The Bill is notable also for its omissions. It does not, for example, impose any threshold requirement to acting as an estate agent; it does not introduce a licensing requirement; it does not make membership of a professional body compulsory and it does not impose a minimum professional standard for estate agents. Even so, the Bill will inevitably have costs implications – the redress schemes will need to be funded – and estate agents will need to focus on their practices regarding
record generation and retention.
The Bill’s provisions relating to estate agents are likely to become law in April 2008.

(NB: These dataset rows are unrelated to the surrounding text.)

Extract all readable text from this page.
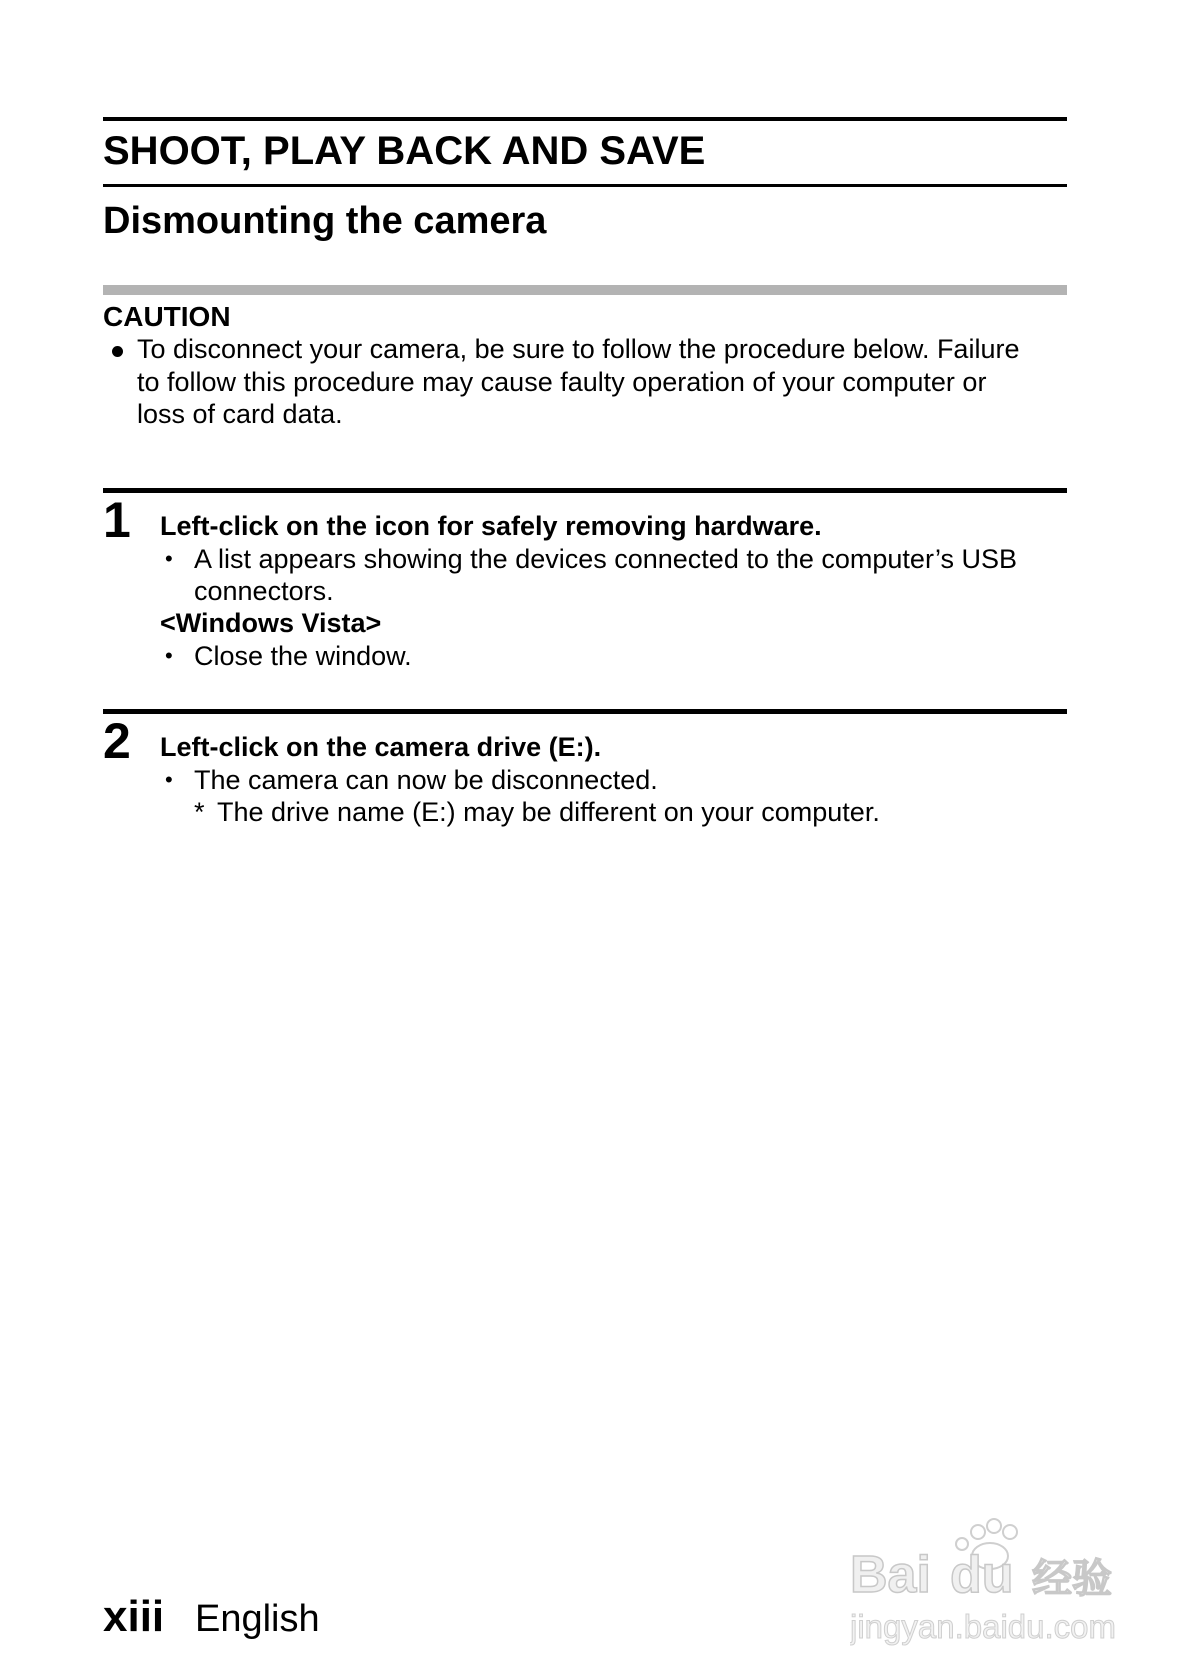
SHOOT, PLAY BACK AND SAVE
Dismounting the camera
CAUTION
To disconnect your camera, be sure to follow the procedure below. Failure
to follow this procedure may cause faulty operation of your computer or
loss of card data.
1 Left-click on the icon for safely removing hardware.
• A list appears showing the devices connected to the computer’s USB
connectors.
<Windows Vista>
• Close the window.
2 Left-click on the camera drive (E:).
• The camera can now be disconnected.
* The drive name (E:) may be different on your computer.
xiii English
Bai du 经验
jingyan.baidu.com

The Tenancy Deposit Scheme
The Tenancy Deposit Scheme came into force on 6 April 2007. The new regime affects all landlords and letting agents who take a deposit/bond from tenants. Landlords must ensure that they comply with the new legislation, as any breach will constitute a criminal offence which may carry severe penalties.

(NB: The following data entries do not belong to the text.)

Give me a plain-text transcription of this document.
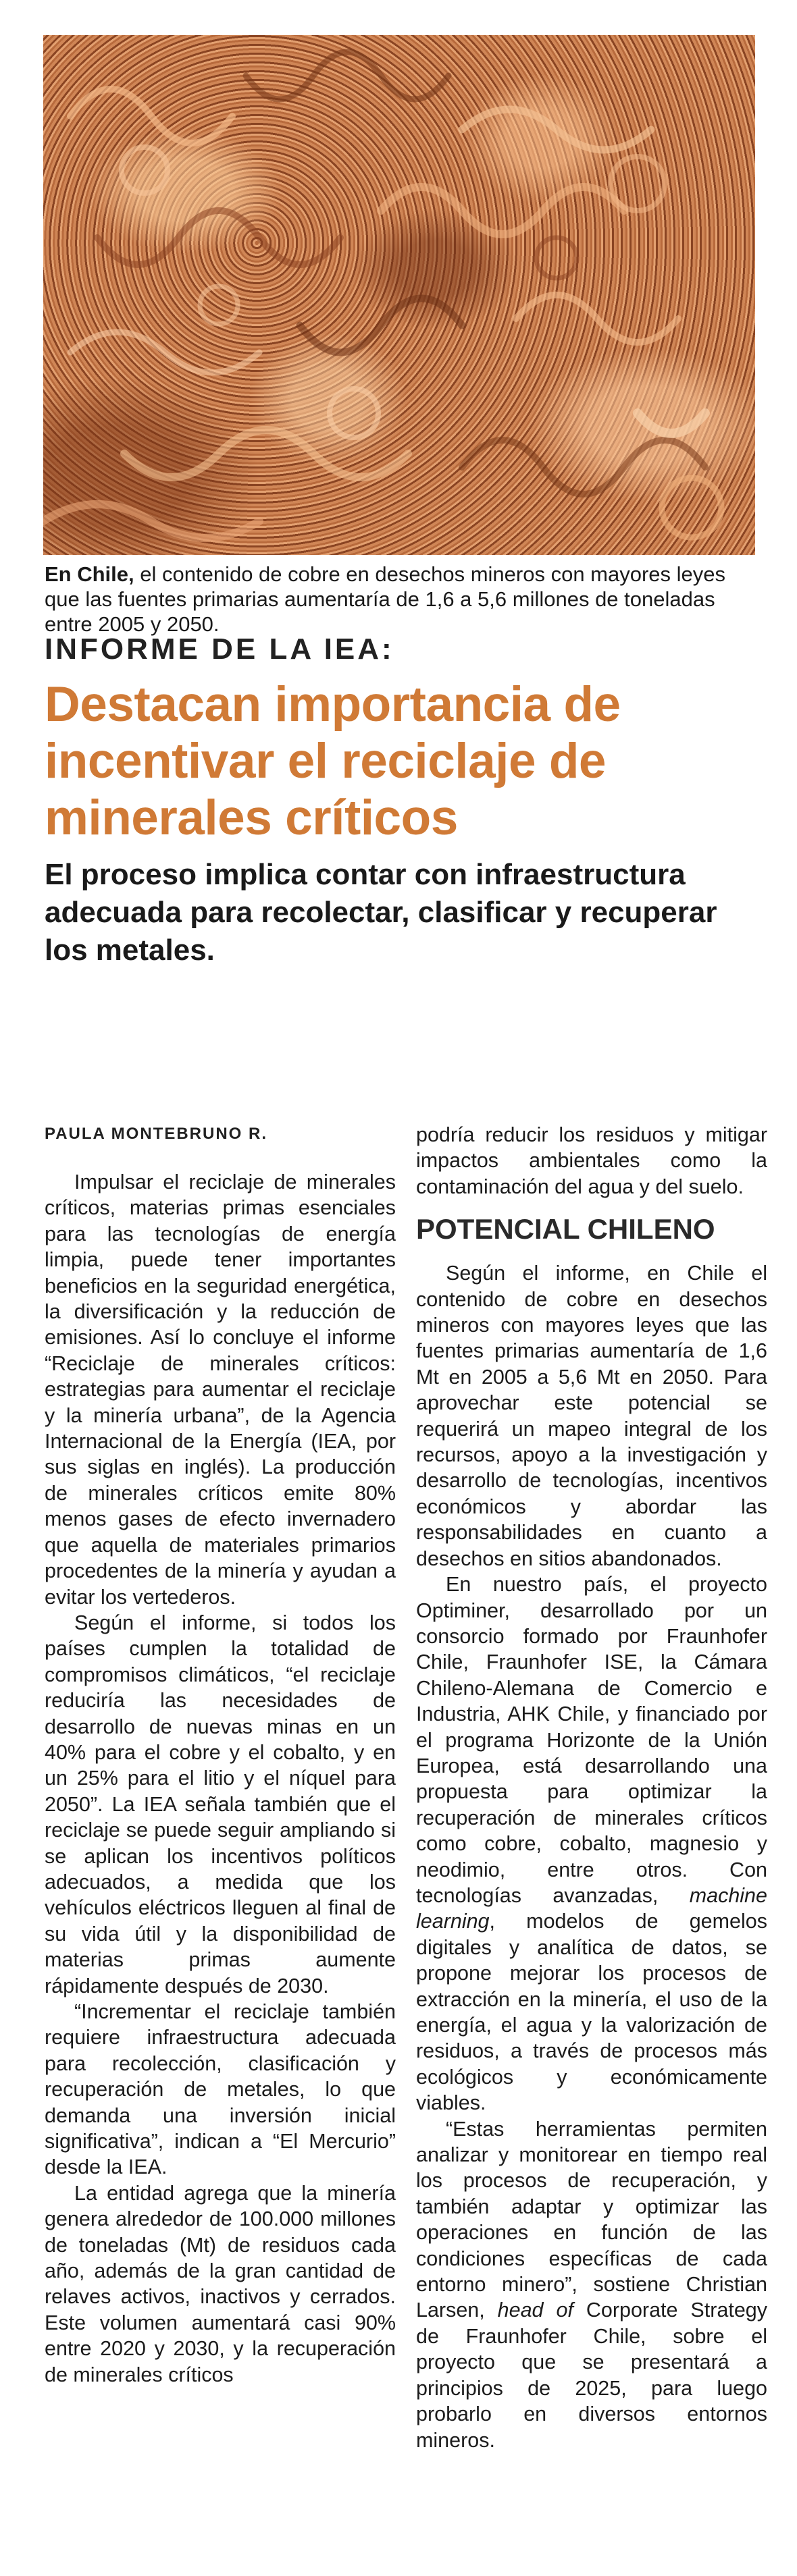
En Chile, el contenido de cobre en desechos mineros con mayores leyes que las fuentes primarias aumentaría de 1,6 a 5,6 millones de toneladas entre 2005 y 2050.
INFORME DE LA IEA:
Destacan importancia de incentivar el reciclaje de minerales críticos
El proceso implica contar con infraestructura adecuada para recolectar, clasificar y recuperar los metales.
PAULA MONTEBRUNO R.

Impulsar el reciclaje de minerales críticos, materias primas esenciales para las tecnologías de energía limpia, puede tener importantes beneficios en la seguridad energética, la diversificación y la reducción de emisiones. Así lo concluye el informe “Reciclaje de minerales críticos: estrategias para aumentar el reciclaje y la minería urbana”, de la Agencia Internacional de la Energía (IEA, por sus siglas en inglés). La producción de minerales críticos emite 80% menos gases de efecto invernadero que aquella de materiales primarios procedentes de la minería y ayudan a evitar los vertederos.

Según el informe, si todos los países cumplen la totalidad de compromisos climáticos, “el reciclaje reduciría las necesidades de desarrollo de nuevas minas en un 40% para el cobre y el cobalto, y en un 25% para el litio y el níquel para 2050”. La IEA señala también que el reciclaje se puede seguir ampliando si se aplican los incentivos políticos adecuados, a medida que los vehículos eléctricos lleguen al final de su vida útil y la disponibilidad de materias primas aumente rápidamente después de 2030.

“Incrementar el reciclaje también requiere infraestructura adecuada para recolección, clasificación y recuperación de metales, lo que demanda una inversión inicial significativa”, indican a “El Mercurio” desde la IEA.

La entidad agrega que la minería genera alrededor de 100.000 millones de toneladas (Mt) de residuos cada año, además de la gran cantidad de relaves activos, inactivos y cerrados. Este volumen aumentará casi 90% entre 2020 y 2030, y la recuperación de minerales críticos

podría reducir los residuos y mitigar impactos ambientales como la contaminación del agua y del suelo.

POTENCIAL CHILENO

Según el informe, en Chile el contenido de cobre en desechos mineros con mayores leyes que las fuentes primarias aumentaría de 1,6 Mt en 2005 a 5,6 Mt en 2050. Para aprovechar este potencial se requerirá un mapeo integral de los recursos, apoyo a la investigación y desarrollo de tecnologías, incentivos económicos y abordar las responsabilidades en cuanto a desechos en sitios abandonados.

En nuestro país, el proyecto Optiminer, desarrollado por un consorcio formado por Fraunhofer Chile, Fraunhofer ISE, la Cámara Chileno-Alemana de Comercio e Industria, AHK Chile, y financiado por el programa Horizonte de la Unión Europea, está desarrollando una propuesta para optimizar la recuperación de minerales críticos como cobre, cobalto, magnesio y neodimio, entre otros. Con tecnologías avanzadas, machine learning, modelos de gemelos digitales y analítica de datos, se propone mejorar los procesos de extracción en la minería, el uso de la energía, el agua y la valorización de residuos, a través de procesos más ecológicos y económicamente viables.

“Estas herramientas permiten analizar y monitorear en tiempo real los procesos de recuperación, y también adaptar y optimizar las operaciones en función de las condiciones específicas de cada entorno minero”, sostiene Christian Larsen, head of Corporate Strategy de Fraunhofer Chile, sobre el proyecto que se presentará a principios de 2025, para luego probarlo en diversos entornos mineros.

The Scheme has arisen as a result of the Housing Act 2004, which required the Government to put in place arrangements for safeguarding tenancy deposits. The rules apply to all new assured shorthold tenancies created after 6 April in England and Wales. They do not apply to tenancies created before that date. Under the new regime, when a landlord or letting agent takes a deposit from a tenant, the deposit must be protected in a tenancy deposit scheme which has been
approved by the Government. There are two types of tenancy deposit protection scheme available for landlords and letting agents: insurance based schemes and a custodial scheme.

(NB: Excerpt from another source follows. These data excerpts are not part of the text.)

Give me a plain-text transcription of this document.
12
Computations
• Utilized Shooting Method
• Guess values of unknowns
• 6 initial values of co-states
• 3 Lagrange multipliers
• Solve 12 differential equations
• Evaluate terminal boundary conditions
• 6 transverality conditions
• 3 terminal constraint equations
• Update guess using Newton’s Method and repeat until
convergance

Under insurance based schemes, landlords and letting agents retain the deposit/bond they obtain from their tenants, but need to take out Government-approved
insurance policies in the tenant’s favour, to insure against the risk of the landlord failing to repay the tenant any money owed. The Government has awarded contracts to two companies to run insurance based schemes: Tenancy Deposit Solutions Ltd and The Tenancy Deposit Scheme. The alternative is to pay deposits/ bonds received from tenants into a Government-approved custodial scheme. At present there is only one custodial deposit protection scheme, run by the Deposit Protection Service. The deposit is held by the service provider until it is time for it to be repaid at the end of the tenancy. This service is funded from the interest earned from deposits held. All schemes provide a free dispute resolution service. Landlords are obliged to provide the tenant with details of which scheme applies to the deposit/bond within 14 days of receiving it.
If landlords fail to do this, they will be unable to regain possession of the property using notice-only grounds under section 21 of the Housing Act 1988. In
addition, tenants can apply to the court asking for the prescribed information. If landlords then fail to comply with the request, the court can make certain orders
in the tenant’s favour; either that the landlord pays the deposit into a scheme or that the landlord repays the deposit to the tenant. The court will also have to order that the landlord pays the tenant a sum of money equal to three times the amount of the deposit. This will be a considerable sum which will probably eliminate any profit made from the tenancy. It is therefore essential that landlords and letting agents comply with the new Scheme, to prevent the loss of their rights and the imposition of a severe fine.